Recently Entertainment Weekly caught up and interviewed both Nolan and Bale in regards to their upcoming conclusion to their Batman trilogy The Dark Knight Rises. In the article Nolan and Bale discuss the “thematic lynchpin” of their series, which can easily be found in their first installment Batman Begins:
“People need dramatic examples to shake them out of apathy and I can’t do that as Bruce Wayne. As a man, I’m flesh and blood. I can be ignored, I can be destroyed. But as a symbol — as a symbol I can be incorruptible, I can be everlasting.” Bruce Wayne to Alfred Pennyworth in Batman Begins.
“. . . in each film, we talk about the symbol of the character being the key thing. It’s not about what he can achieve beating up criminals one by one. We address this again at the beginning of The Dark Knight, where you have these copycat Batmen popping up. The idea was to ask: Is that the meaning of the symbolism? To raise an army of these guys? No. Bruce sees himself as a catalyst for change in Gotham, and to me, in that conversation with Alfred, what is very clear to me is that Bruce only ever thinks of this as, like, a five-year plan, a short-term thing.
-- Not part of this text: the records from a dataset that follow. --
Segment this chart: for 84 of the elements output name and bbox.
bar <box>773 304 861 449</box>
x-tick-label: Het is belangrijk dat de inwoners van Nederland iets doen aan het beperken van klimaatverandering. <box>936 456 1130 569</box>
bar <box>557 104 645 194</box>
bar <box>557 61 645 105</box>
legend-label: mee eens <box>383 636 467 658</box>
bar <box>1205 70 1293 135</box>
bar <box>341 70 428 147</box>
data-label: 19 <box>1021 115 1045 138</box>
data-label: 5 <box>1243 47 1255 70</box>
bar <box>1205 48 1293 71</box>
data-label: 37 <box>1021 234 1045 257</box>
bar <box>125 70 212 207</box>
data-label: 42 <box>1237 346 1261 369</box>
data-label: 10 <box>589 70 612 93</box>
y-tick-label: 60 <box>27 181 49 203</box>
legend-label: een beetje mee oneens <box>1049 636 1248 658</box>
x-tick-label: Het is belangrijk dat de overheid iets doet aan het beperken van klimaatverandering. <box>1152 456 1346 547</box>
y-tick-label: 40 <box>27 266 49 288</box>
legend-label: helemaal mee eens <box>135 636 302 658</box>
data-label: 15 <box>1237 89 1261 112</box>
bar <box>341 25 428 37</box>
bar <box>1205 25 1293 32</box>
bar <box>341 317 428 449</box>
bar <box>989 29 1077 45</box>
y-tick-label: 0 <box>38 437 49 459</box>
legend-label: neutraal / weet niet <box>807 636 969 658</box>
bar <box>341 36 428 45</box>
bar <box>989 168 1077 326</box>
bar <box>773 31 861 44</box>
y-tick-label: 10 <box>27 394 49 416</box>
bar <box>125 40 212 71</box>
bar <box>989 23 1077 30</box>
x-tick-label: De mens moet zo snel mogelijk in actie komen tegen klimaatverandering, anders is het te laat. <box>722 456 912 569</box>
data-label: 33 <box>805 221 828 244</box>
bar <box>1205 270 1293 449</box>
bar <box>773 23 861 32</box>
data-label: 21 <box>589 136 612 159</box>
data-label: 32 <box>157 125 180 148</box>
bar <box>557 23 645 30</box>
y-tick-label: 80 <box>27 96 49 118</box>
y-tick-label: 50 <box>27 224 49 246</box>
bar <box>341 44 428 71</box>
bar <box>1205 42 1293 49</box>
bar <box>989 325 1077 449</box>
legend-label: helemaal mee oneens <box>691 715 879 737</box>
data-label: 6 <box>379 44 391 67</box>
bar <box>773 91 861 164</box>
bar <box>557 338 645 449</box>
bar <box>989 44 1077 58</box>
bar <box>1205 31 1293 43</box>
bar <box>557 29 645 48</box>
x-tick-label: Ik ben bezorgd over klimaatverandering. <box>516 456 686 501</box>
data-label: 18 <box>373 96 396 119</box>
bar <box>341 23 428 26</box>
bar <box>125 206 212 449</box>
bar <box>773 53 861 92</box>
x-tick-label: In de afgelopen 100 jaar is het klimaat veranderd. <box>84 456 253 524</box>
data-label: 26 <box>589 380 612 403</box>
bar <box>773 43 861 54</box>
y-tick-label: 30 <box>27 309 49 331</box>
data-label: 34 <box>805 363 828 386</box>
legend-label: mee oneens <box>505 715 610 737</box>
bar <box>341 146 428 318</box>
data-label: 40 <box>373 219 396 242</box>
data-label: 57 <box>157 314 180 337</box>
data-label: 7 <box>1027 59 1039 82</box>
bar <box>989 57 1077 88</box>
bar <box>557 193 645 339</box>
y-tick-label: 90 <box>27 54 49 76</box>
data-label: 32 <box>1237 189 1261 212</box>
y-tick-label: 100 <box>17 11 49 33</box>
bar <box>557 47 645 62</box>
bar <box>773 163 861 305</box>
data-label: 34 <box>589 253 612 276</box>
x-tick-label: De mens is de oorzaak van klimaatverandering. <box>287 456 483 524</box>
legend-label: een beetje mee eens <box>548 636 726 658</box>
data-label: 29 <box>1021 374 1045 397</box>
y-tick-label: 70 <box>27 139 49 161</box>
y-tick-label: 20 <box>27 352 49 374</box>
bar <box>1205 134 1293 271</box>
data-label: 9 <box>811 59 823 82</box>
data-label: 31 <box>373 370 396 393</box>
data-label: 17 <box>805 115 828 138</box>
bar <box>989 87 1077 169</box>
I talked to Christian about this idea a lot during the making of all the films. It was the only way we knew to understand the reality of the story of Batman. “Now, Bruce Wayne is a billionaire. He has all these resources, and there’s all kinds of ways he could use them to help Gotham. But he’s fixed on this extremely militaristic vigilante-ism. Whatever we may think of that, in Bruce’s mind, it’s all about pushing Gotham to a tipping point back to good, back to the days of his mother and father, who were trying to help the city economically. So I always saw it as a short-term thing. Something he could give up once he accomplished his mission. … And in my view, Alfred’s support for this has always been qualified support. He’s always been a great indicator about where Batman sits on the greatness to madness scale.”“What I see in the film that relates to the real world is the idea of dishonesty. The film is all about that coming to a head. The truth will come out. The idea that Gotham is literally crumbling from underneath. It looks like a better place than it was in Batman Begins – but is it? I see that in the world. I worry about that in the world.”
“Superheroes should tell the truth, right? That’s exactly what they’re meant to do. (The Batman/Gordon conspiracy) was a decision… that the truth was too damaging or too much for people to handle. It’s not a philosophy that [we] want to hear. It’s elitist. It’s a belief in the inability of the public to handle complexity — and it’s probably, really, sadly true, as well. It was very interesting because it’s not what I wanted. I don’t mean playing it — I mean as an audience. You want this guy to tell the truth regardless of how harsh and regardless of how cruel that is. And it’s a great problem for him as well. And as you see, at the beginning of The Dark Knight Rises, it’s one that almost destroyed him, because he’s looked back on what his original plans were and seen how far he’s drifted from that by not believing in the people.”
“He knows that it’s coming. Everything seems great, but you know the s— is about to hit the fan, and nobody else seems to realize that. And it’s his fault that it does.”